Trying to help him has been exhausting and often feels like I am just barely treading water. I have had to really take my own advice, the same advice I give him and the same growth I expect from him. I have had to point my own self back to Jesus. I have had to apply Romans 8:28 to this whole situation over and over again. I have to walk out 1 Corinthians 13:4-8 like never before. I have been stretched beyond what I thought was possible and I have been forced to grow in ways I did not realize I needed to grow. I have had to learn to see the beauty in the valleys…in the deep dark there is still beauty. In the deep and dark I still get to do life with this precious child who was broken by the world, yet made in the image of God. For some reason God thinks that I am the one for this job. The weight of that is heavy for me because I know what is at stake.

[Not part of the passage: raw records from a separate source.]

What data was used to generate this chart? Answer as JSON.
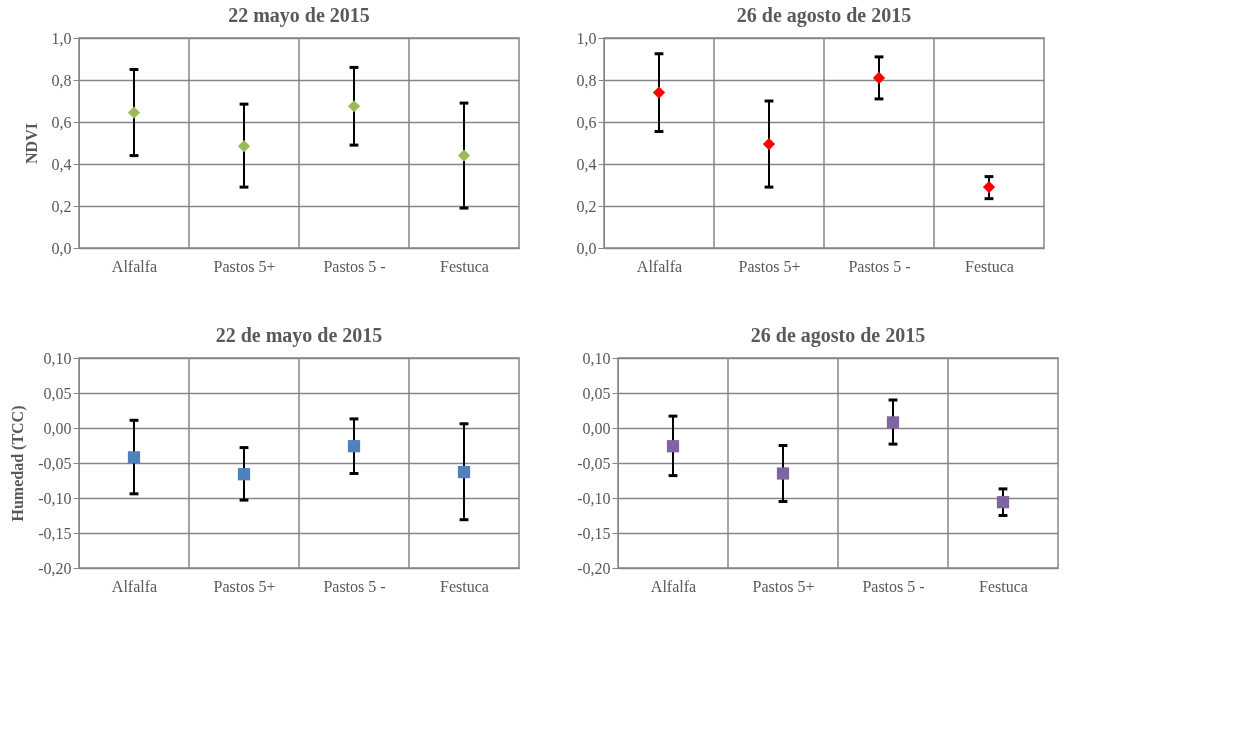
{
  "chart_data": [
    {
      "type": "scatter",
      "title": "22 mayo de 2015",
      "ylabel": "NDVI",
      "categories": [
        "Alfalfa",
        "Pastos 5+",
        "Pastos 5 -",
        "Festuca"
      ],
      "color": "#9bbb59",
      "values": [
        0.645,
        0.485,
        0.675,
        0.44
      ],
      "errors": [
        [
          0.44,
          0.85
        ],
        [
          0.29,
          0.685
        ],
        [
          0.49,
          0.86
        ],
        [
          0.19,
          0.69
        ]
      ],
      "ylim": [
        0,
        1
      ],
      "yticks": [
        {
          "value": 0,
          "label": "0,0"
        },
        {
          "value": 0.2,
          "label": "0,2"
        },
        {
          "value": 0.4,
          "label": "0,4"
        },
        {
          "value": 0.6,
          "label": "0,6"
        },
        {
          "value": 0.8,
          "label": "0,8"
        },
        {
          "value": 1,
          "label": "1,0"
        }
      ],
      "grid": true,
      "marker": "diamond"
    },
    {
      "type": "scatter",
      "title": "26 de agosto de 2015",
      "categories": [
        "Alfalfa",
        "Pastos 5+",
        "Pastos 5 -",
        "Festuca"
      ],
      "color": "#ff0000",
      "values": [
        0.74,
        0.495,
        0.81,
        0.29
      ],
      "errors": [
        [
          0.555,
          0.925
        ],
        [
          0.29,
          0.7
        ],
        [
          0.71,
          0.91
        ],
        [
          0.235,
          0.34
        ]
      ],
      "ylim": [
        0,
        1
      ],
      "yticks": [
        {
          "value": 0,
          "label": "0,0"
        },
        {
          "value": 0.2,
          "label": "0,2"
        },
        {
          "value": 0.4,
          "label": "0,4"
        },
        {
          "value": 0.6,
          "label": "0,6"
        },
        {
          "value": 0.8,
          "label": "0,8"
        },
        {
          "value": 1,
          "label": "1,0"
        }
      ],
      "grid": true,
      "marker": "diamond"
    },
    {
      "type": "scatter",
      "title": "22 de mayo de 2015",
      "ylabel": "Humedad (TCC)",
      "categories": [
        "Alfalfa",
        "Pastos 5+",
        "Pastos 5 -",
        "Festuca"
      ],
      "color": "#4f81bd",
      "values": [
        -0.042,
        -0.066,
        -0.026,
        -0.063
      ],
      "errors": [
        [
          -0.094,
          0.011
        ],
        [
          -0.103,
          -0.028
        ],
        [
          -0.065,
          0.013
        ],
        [
          -0.131,
          0.006
        ]
      ],
      "ylim": [
        -0.2,
        0.1
      ],
      "yticks": [
        {
          "value": -0.2,
          "label": "-0,20"
        },
        {
          "value": -0.15,
          "label": "-0,15"
        },
        {
          "value": -0.1,
          "label": "-0,10"
        },
        {
          "value": -0.05,
          "label": "-0,05"
        },
        {
          "value": 0,
          "label": "0,00"
        },
        {
          "value": 0.05,
          "label": "0,05"
        },
        {
          "value": 0.1,
          "label": "0,10"
        }
      ],
      "grid": true,
      "marker": "square"
    },
    {
      "type": "scatter",
      "title": "26 de agosto de 2015",
      "categories": [
        "Alfalfa",
        "Pastos 5+",
        "Pastos 5 -",
        "Festuca"
      ],
      "color": "#8064a2",
      "values": [
        -0.026,
        -0.065,
        0.008,
        -0.106
      ],
      "errors": [
        [
          -0.068,
          0.017
        ],
        [
          -0.105,
          -0.025
        ],
        [
          -0.023,
          0.04
        ],
        [
          -0.125,
          -0.087
        ]
      ],
      "ylim": [
        -0.2,
        0.1
      ],
      "yticks": [
        {
          "value": -0.2,
          "label": "-0,20"
        },
        {
          "value": -0.15,
          "label": "-0,15"
        },
        {
          "value": -0.1,
          "label": "-0,10"
        },
        {
          "value": -0.05,
          "label": "-0,05"
        },
        {
          "value": 0,
          "label": "0,00"
        },
        {
          "value": 0.05,
          "label": "0,05"
        },
        {
          "value": 0.1,
          "label": "0,10"
        }
      ],
      "grid": true,
      "marker": "square"
    }
  ]
}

Of course this rambling isn’t really about me and my growth. I hope you are hearing a picture of what the Lord is doing. I hope you are able to see without Him I would be nothing and totally ineffective. I hope you see that He is GOOD no matter where we are on the journey. I hope you see HOPE, His hope, because without His hope we really do not have anything. Even though the valley is deep, even though the valley is dark, even though the valley makes me question myself, God is at work. His work is good, His work can be trusted, and His work should be chased down with fierceness.

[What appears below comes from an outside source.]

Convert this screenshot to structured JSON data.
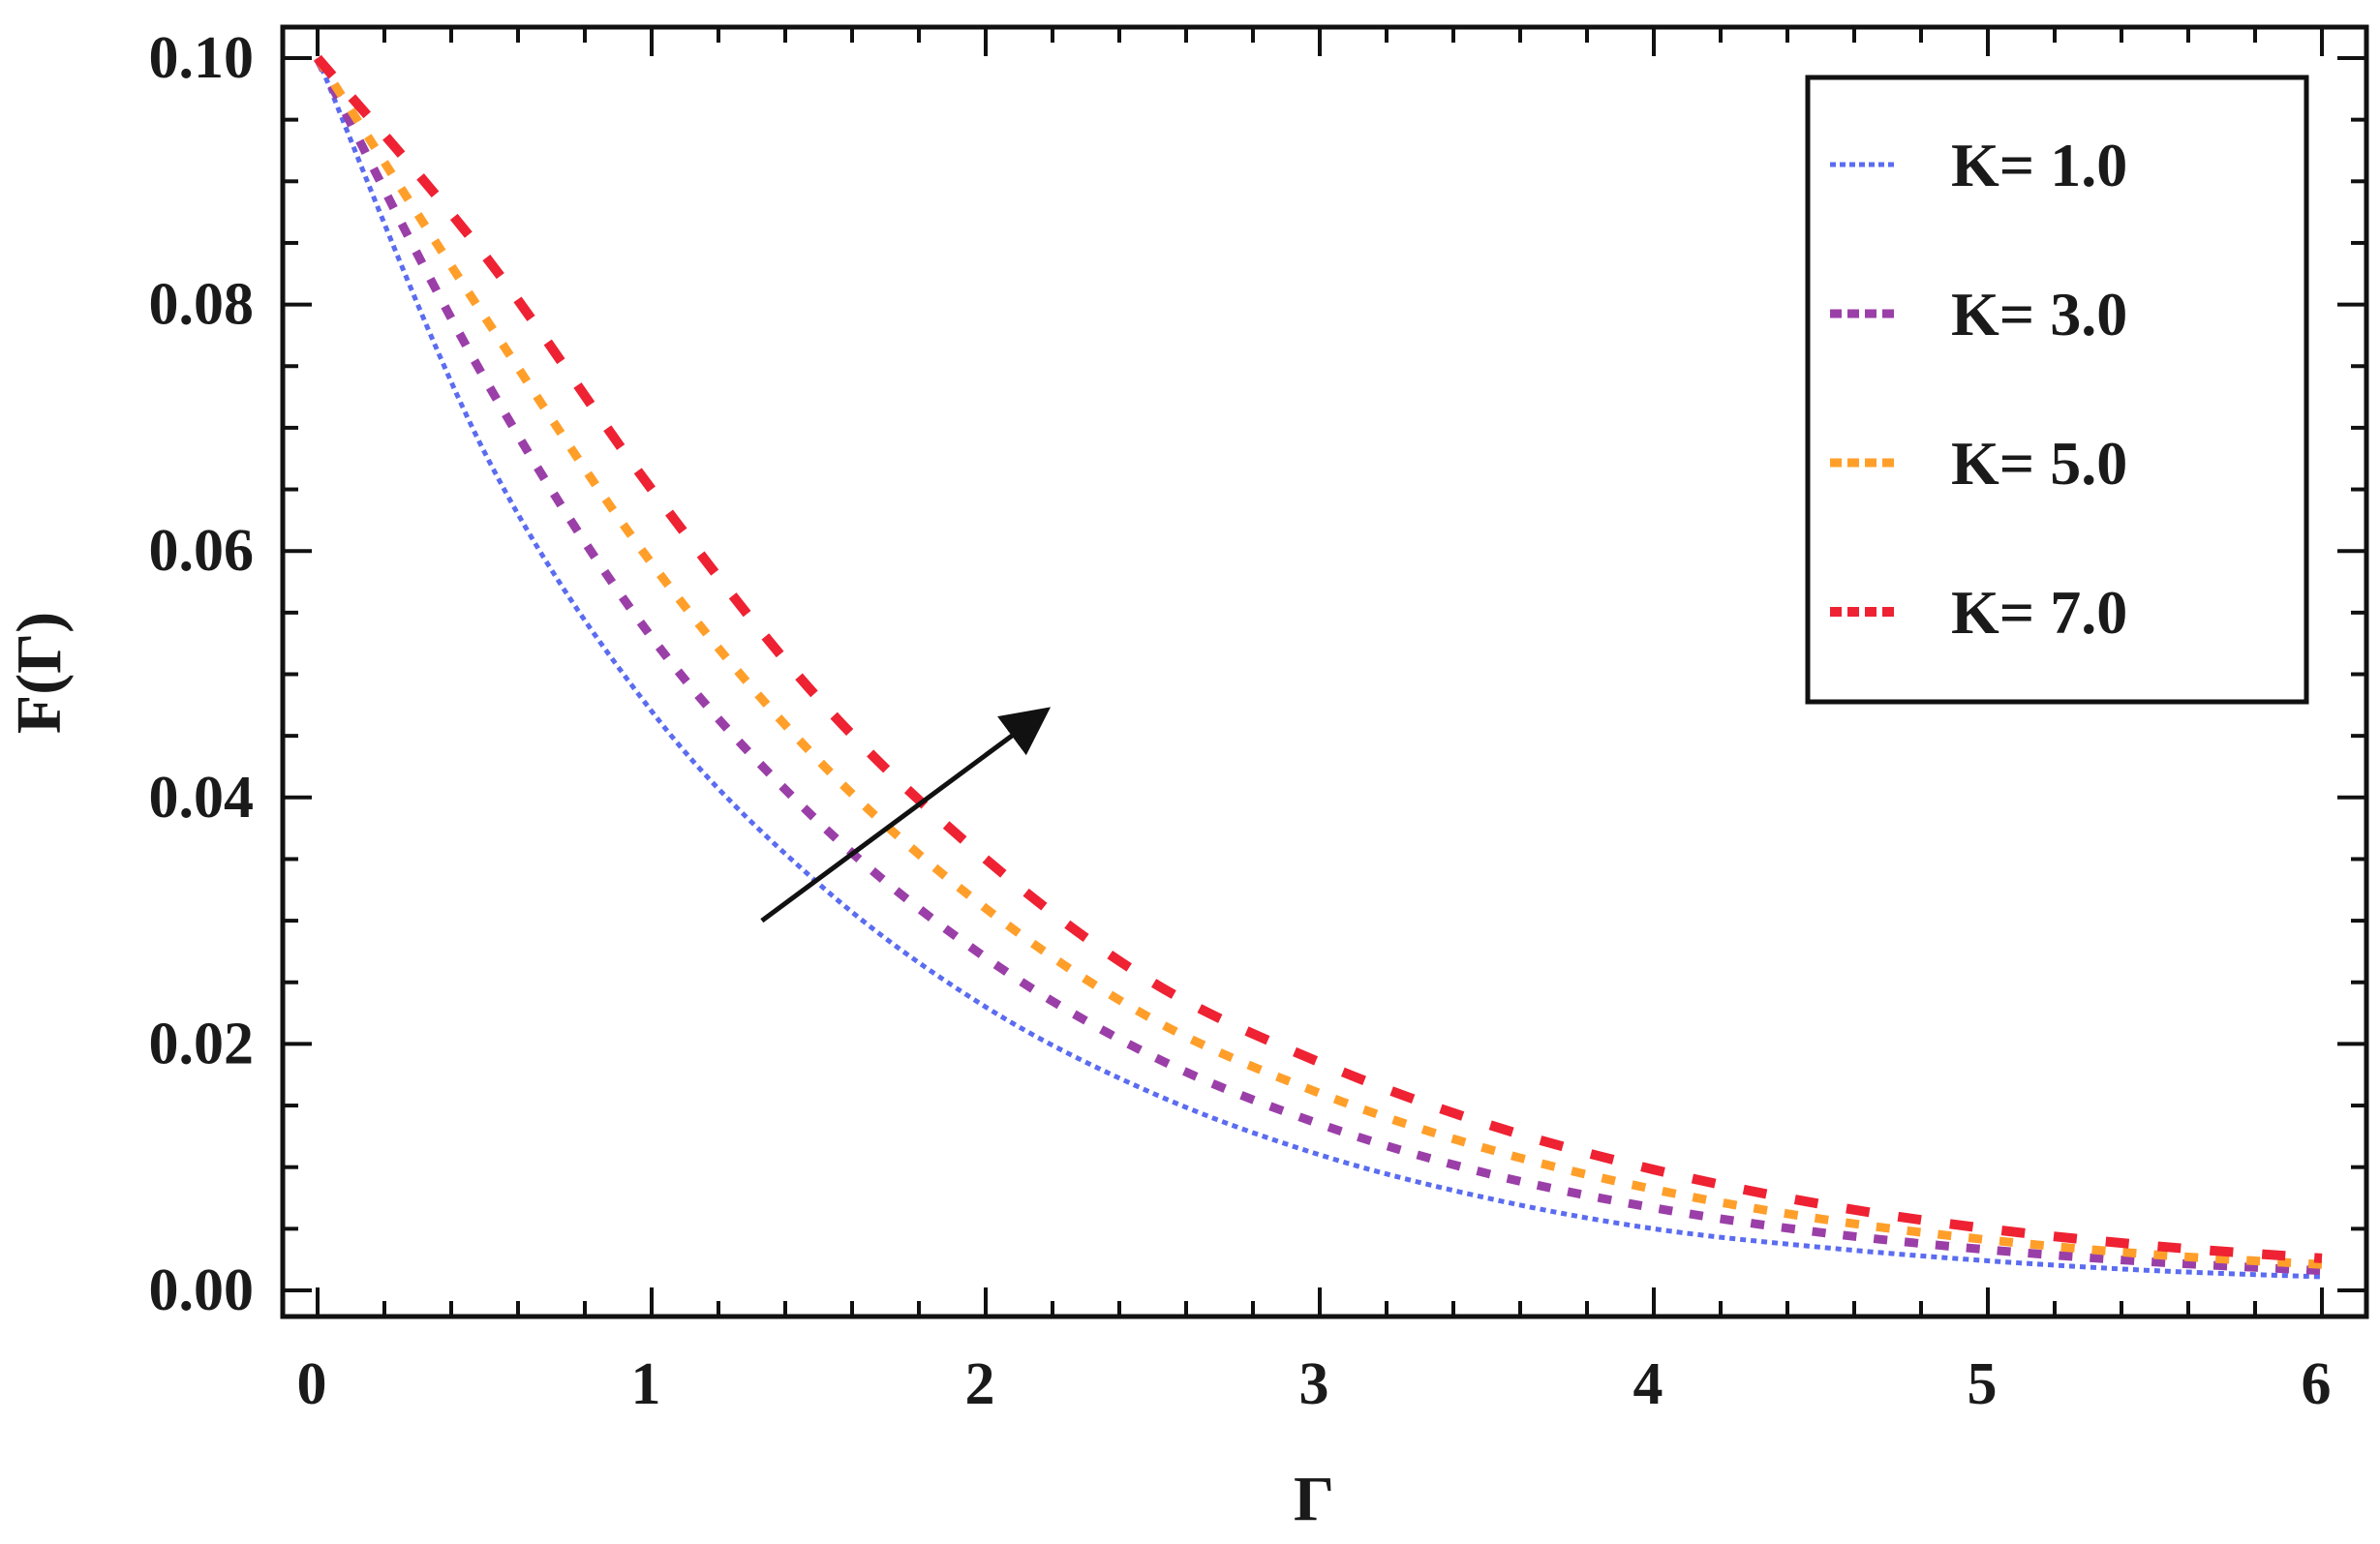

“Yes, I will follow You” is not always easy y’all, but God will see you through. Not always easy, but always, always worth it. I would not want to miss out on even a second in the valley with Him. The joy He provides is beyond what is describable. If you are in the fight, walking in the valley, being drug through what feels like the worst, fix your eyes on Him and He will lead you in the way He would have you go. He made you, He knows you, He has what is best for you, and He is a good Father who will see His perfect work, in us, through.
Please don’t forget to pray for missionaries. Put a reminder on your refrigerator or bathroom mirror, or set an alarm in your phone. Mercy Ministries is about more than feeding people, more than meeting medical needs, more than providing free education. While it is all of those things it is most importantly focused on teaching Christ and Him crucified and then teaching them to live a life that honors Christ which often requires us to crawl through the dark valleys while seeking to walk in His light! When we agreed to follow the Lords calling to Kenya we did not fully know what we were saying “yes” to, but we knew we were all in. Today we are more all in than we were almost 9 years ago…in the deep and dark we are all in and in the highest highs we are still all in. We are so incredibly thankful for those who hold us in prayer!